The Insider’s Guide to Living in London

When considering a move to London, most people feel comfortable with the idea. England’s’ shared history with North America and its prevalence in pop culture gives it an air of familiarity. However, the English language may be the only black and white common factor between Britain and its American descendants. This deceptive similarity may have you in for a shock once you land and realize many similarities end there. A funny combination of paradoxes and quirks, understanding the nuances of British culture will help you adapt to your new environment. The culture is built around dramatic history, pubs, intimacy through jokes and respect through distance, and lots of tea with milk. As one of the leading cities in the world for innovation of arts and culture, you don’t need to look far for entertainment. Work in these integration tips to accelerate your assimilation into this vibrant city.

1) Lay of the land

When you first touch down in London, it’s easy to feel overwhelmed. The center of London is so densely packed you can feel like a needle in a haystack. Of course you can take a spin on the London Eye to get a birds-eye view, but the best way is to take the classic “hop on, hop off” double decker bus, which allows you to get a sense of distance and the layout of central London. This bus has the added benefit of stopping at major London landmarks, which will serve to orient you in the city no matter which twisty side street you are on. The main reason for going overground is that most people’s impression of London is based on the subway map. However, this map can be very misleading if you are not traveling by train. The center of London is very compact and the tube map in no way represents the actual scale – the true distance between two tube stops may be a hundred yards or 10 miles.
For instance, Leicester Square is 200 yards from Piccadilly Circus, but the map would encourage you to take the tube due to the spacing shown on the map.

2) East End vs. West End

Most Londoners consider Chelsea to be the crown of the West End. It boasts the best museums in the world, along with luxury shopping institutions such as Harrods and Harvey Nichols. Its convenient location allows easy access across the city. However, when you refer to the “city”, a Londoner would take this to mean the East End of London, where the original city was founded back in BC. The West End was built down the Thames river as a wealthy suburb in the 19th century. Much of the modern London life is seeped in history that affects its daily flow, and a newcomer can use this knowledge in deciding which direction to head. Traditionally the west end is where one would go for entertainment, theater and culture, and the East End is mainly the financial district, but retains the quaint Dickens–style architecture that is so characteristic of London. As all of London depended on the waterways for transport of goods, all of the cities major attractions are based up and down the river.

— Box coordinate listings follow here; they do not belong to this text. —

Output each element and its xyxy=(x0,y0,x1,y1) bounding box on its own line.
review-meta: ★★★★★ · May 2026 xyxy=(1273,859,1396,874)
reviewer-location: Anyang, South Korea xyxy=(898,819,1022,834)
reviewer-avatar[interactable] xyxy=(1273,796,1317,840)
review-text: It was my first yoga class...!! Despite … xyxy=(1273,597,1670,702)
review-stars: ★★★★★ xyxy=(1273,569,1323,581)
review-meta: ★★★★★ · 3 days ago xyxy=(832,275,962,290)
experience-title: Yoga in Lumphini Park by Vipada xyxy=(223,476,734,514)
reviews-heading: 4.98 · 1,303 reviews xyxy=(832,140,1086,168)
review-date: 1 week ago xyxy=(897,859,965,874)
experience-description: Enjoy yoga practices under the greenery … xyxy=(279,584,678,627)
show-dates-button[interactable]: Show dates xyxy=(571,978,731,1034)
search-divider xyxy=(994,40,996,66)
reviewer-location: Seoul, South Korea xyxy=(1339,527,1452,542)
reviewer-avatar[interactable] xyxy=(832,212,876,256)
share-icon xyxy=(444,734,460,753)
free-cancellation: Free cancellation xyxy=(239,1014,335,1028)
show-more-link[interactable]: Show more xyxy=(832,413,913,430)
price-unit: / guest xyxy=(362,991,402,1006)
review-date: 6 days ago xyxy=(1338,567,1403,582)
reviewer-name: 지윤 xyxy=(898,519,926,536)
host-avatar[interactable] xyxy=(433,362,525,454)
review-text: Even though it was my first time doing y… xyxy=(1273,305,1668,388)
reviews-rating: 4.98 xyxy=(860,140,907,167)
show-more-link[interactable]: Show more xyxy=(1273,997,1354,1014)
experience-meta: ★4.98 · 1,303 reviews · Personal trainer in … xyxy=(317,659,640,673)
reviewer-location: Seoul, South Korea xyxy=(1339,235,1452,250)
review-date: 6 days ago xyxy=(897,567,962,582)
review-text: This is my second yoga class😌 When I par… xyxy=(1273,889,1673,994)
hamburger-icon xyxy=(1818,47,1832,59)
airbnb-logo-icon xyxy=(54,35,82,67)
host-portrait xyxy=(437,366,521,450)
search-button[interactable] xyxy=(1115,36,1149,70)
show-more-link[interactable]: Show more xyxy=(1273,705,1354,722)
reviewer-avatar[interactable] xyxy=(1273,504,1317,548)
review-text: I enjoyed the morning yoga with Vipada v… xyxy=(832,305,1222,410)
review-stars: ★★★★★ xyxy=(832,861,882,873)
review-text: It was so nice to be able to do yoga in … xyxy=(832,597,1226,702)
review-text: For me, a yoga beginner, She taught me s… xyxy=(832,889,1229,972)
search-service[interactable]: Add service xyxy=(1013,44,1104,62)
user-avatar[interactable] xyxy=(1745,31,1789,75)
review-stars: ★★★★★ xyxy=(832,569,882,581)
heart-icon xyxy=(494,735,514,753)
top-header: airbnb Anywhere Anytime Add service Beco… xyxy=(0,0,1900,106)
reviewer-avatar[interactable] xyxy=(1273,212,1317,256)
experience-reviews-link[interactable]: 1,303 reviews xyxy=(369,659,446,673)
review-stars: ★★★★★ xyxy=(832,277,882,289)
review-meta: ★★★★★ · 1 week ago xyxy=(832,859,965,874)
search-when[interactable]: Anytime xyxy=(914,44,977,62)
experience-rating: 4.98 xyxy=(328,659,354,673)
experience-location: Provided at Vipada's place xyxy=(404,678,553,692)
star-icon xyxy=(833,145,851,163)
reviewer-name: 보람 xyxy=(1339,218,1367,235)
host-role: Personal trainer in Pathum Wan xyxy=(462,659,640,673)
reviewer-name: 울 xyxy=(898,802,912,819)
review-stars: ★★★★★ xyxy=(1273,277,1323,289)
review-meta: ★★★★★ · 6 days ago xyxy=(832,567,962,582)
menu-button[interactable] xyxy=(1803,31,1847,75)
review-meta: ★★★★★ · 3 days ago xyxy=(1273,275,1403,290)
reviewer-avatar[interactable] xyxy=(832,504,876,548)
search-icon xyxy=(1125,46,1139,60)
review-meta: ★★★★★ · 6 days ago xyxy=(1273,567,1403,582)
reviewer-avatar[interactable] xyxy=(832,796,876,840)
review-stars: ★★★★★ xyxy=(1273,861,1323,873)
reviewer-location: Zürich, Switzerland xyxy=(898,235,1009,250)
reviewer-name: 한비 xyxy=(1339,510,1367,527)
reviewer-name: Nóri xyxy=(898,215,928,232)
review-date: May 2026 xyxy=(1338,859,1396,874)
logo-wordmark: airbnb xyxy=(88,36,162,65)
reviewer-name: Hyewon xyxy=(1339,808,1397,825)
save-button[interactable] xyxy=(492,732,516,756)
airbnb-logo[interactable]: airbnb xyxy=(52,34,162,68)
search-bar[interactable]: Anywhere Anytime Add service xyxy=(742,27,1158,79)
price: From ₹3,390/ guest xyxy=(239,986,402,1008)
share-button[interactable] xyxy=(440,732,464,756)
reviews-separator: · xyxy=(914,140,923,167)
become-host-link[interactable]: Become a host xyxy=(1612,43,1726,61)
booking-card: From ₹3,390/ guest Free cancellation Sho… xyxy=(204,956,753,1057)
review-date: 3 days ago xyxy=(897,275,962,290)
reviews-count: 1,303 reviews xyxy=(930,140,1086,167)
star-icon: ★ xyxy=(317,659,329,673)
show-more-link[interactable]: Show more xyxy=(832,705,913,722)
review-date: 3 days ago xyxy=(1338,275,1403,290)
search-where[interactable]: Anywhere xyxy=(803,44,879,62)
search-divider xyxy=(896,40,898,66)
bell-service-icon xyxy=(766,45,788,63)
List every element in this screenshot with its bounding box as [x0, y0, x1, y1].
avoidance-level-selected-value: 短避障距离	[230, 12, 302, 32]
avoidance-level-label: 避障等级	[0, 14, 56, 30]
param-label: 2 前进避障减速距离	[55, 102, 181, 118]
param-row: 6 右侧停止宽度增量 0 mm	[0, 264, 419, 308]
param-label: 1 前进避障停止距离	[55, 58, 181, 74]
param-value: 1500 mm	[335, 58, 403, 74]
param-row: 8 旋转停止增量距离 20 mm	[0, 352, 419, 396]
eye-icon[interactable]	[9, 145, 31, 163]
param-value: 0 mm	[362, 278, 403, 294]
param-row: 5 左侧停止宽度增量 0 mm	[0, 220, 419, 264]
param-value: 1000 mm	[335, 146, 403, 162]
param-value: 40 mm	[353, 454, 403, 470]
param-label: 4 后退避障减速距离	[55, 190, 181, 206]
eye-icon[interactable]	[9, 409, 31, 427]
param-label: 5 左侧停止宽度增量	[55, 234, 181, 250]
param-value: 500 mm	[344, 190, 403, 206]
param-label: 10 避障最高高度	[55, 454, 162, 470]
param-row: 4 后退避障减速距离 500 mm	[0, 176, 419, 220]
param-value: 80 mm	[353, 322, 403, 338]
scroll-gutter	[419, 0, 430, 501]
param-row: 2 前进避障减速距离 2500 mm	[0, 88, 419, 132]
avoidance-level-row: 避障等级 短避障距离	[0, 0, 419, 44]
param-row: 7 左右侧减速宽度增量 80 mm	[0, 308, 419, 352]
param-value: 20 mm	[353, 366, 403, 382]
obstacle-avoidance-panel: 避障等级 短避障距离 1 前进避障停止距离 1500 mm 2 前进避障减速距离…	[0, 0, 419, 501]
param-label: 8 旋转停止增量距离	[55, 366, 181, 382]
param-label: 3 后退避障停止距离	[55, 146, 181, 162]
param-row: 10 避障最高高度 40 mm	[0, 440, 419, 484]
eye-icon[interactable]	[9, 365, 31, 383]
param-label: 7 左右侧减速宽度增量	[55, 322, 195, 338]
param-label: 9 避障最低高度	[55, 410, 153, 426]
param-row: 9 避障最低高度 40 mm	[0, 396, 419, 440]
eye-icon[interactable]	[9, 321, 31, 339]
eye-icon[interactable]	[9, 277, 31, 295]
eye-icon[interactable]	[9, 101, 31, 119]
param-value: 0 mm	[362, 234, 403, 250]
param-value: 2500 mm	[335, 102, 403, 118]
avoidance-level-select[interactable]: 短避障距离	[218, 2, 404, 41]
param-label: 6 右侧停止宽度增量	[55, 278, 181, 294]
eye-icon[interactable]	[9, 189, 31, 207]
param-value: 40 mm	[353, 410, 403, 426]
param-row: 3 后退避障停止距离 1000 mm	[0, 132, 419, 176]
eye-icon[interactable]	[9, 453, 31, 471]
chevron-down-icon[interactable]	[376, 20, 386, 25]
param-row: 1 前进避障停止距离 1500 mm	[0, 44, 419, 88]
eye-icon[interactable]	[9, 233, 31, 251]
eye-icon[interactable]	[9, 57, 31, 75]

3) Forget coffee shop culture

Pub culture is more that an anecdote – its at the heart of British living. This is where you will find the living culture, and not at coffee shops, such as in the US. Make a point to check out each pub within walking distance from your location, for food and socializing. Once in the pub, British formality dissipates and you will find people more open to chat and get to know each other, often through jokes and poking fun. If you are offered a drink, accept it as it demonstrates you are being welcomed, but be sure to reciprocate. Each person often takes turns to buy drinks at the bar for everyone, called “a round”, rather than just buying a drink for themselves.

4) Be polite, unless you “take the Mick”

One of the more complex areas for a visitor to get the hang of isn’t the weather, food, or transport, but the sense of humor. Formality and polite behavior is the norm throughout the day… always accept a cup of tea if offered, and if someone bumps into you, you are best off apologizing, even if its their fault. This is a priority of British culture, to always be kind and polite. Generally British humor is self-deprecating, however once a Brit takes a shine to you, it’s likely the way they will show their affection is by making fun of you, called “banter”. At first this form of joking may feel sensitive, but this banter is the beginning of building a friendship.

5) Weather

Always be prepared. Leave the house with multiple layers, which you may remove as the day gets warmer. Have an umbrella handy at all times. The weather changes drastically and the reliance on public transport means that you will often find yourself exposed to the elements. Seasonally appropriate clothing is necessary, especially if you are coming from the south or west of the US. Raincoats, sturdy shoes, heavy sweaters and wooly coats are all necessary for daily London life. In the 3 months of the year (June-August) that provide sunshine, you will find everyone trying to get a tan (regardless of the temperature) and spilling out of the pubs. These are the months where people take the pub culture into the street, and you will find Londoners cheerier and friendlier than ever.

Make this life a wonderful adventure.